Bug de la loi Perben 2.0 : le patch juge 1.0 règle le problème
Par Eolas le mardi 25 octobre 2005 à 12:46 :: Commentaire judiciaire :: Lien permanent
J'avais abordé précédemment la question du "bug" de la loi Perben II. Enfin, du bug... Si cette loi n'en avait qu'un... C'est plutôt le Windows de la procédure pénale cette loi : exemple ici, et je croyais avoir fait un billet sur un des articles de cette loi qui modifiait un article d'un texte antérieur déjà abrogé, mais je ne le retrouve pas.
A cette occasion, je disais :
Les juges n'ont pas d'hésitation à rendre à la loi le sens qu'a voulu lui donner le législateur, même quand il dit le contraire de ce qu'il a voulu exprimer. Là, je parle d'expérience.

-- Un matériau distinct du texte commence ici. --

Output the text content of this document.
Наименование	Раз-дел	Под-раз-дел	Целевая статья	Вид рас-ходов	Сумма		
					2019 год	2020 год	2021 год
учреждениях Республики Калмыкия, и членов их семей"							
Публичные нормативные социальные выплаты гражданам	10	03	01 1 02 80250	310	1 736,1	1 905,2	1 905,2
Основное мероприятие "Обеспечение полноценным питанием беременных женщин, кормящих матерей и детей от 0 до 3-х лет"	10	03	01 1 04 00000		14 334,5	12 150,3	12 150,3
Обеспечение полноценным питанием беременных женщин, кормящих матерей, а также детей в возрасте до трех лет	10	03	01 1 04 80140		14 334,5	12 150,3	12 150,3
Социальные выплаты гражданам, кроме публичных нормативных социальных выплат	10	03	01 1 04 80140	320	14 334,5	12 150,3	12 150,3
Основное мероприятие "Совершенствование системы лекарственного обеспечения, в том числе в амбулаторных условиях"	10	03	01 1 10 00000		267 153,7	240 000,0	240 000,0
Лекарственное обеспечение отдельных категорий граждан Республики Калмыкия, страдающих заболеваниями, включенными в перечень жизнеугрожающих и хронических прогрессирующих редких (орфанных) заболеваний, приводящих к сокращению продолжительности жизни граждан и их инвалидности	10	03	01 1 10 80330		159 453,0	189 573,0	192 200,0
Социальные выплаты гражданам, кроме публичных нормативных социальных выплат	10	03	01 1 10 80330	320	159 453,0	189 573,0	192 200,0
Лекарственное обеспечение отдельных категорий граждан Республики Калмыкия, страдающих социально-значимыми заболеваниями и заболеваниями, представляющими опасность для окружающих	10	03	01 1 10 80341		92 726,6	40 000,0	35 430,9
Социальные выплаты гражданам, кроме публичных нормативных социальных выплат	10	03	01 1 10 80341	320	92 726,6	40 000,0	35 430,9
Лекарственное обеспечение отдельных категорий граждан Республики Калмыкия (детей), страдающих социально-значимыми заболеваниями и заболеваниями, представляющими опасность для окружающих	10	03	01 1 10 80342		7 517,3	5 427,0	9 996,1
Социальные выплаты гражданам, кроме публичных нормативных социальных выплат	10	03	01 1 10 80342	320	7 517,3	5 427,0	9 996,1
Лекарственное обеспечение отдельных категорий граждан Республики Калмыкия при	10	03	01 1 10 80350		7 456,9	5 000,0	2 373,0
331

Il est parfaitement loisible à un JAP de lire [ce texte] comme signifiant "sept jours par mois pour les durées d'incarcération moindre". (…)
Le Canard a tout à fait raison de pointer du doigt les incuries du législateur. Mais il se méprend sur la soumission des juges au sens littéral de la loi.
L'avenir dira si je me trompe.
Je me trompais bien entendu : le JAP (juge d'application des peines) est incompétent pour résoudre cette question, puisqu'il s'agit en réalité d'un incident contentieux sur la peine, et non d'une mesure d'exécution ou d'aménagement. Cette question relève donc en vertu de l'article 710 du code de procédure pénale de la juridiction ayant prononcé la peine en dernier ressort (ou la chambre de l'instruction de la cour d'appel pour les cours d'assises).
Mais pour le reste, deux décisions viennent confirmer mon intuition et rappeler que le juge est là pour pallier les carences criantes du législateur.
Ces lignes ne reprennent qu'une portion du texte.